I tried the following:
header = True
to_csv_mode = 'w'
with pd.read_csv(gs_path, chunksize=100000) as reader:
for r in reader:
r.to_csv(temp_gs_path, index=False, header=header, mode=to_csv_mode)
header = False
to_csv_mode = 'a'
But the file created in the gcs bucket is always overwritten and not appended after the first time (to_csv_mode = 'a'
is ignored). So in the end I end up with the last chunk in the file.
Google Cloud Storage is the Object Storage service in Google Cloud. An object is an immutable piece of data consisting of a file of any format.

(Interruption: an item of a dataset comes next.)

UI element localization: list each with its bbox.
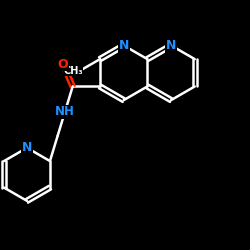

As per the official Documentation,
Objects are immutable, which means that an uploaded object cannot change throughout its storage lifetime. An object's storage lifetime is the time between successful object creation, such as uploading, and successful object deletion. In practice, this means that you cannot make incremental changes to objects, such as append operations or truncate operations. However, it is possible to replace objects that are stored in Cloud Storage, and doing so happens atomically: until the new upload completes, the old version of the object is served to readers, and after the upload completes the new version of the object is served to readers. So a single replacement operation simply marks the end of one immutable object's lifetime and the beginning of a new immutable object's lifetime.
Which means append is not a functionality that Google Cloud Storage supports. If you write to the same object name, it is always going to replace the existing object.
To achieve this you can follow a workaround Compose Objects, by creating a temporary file and save them as a each chunk, and append them together as a new file and then you can delete a temporary files.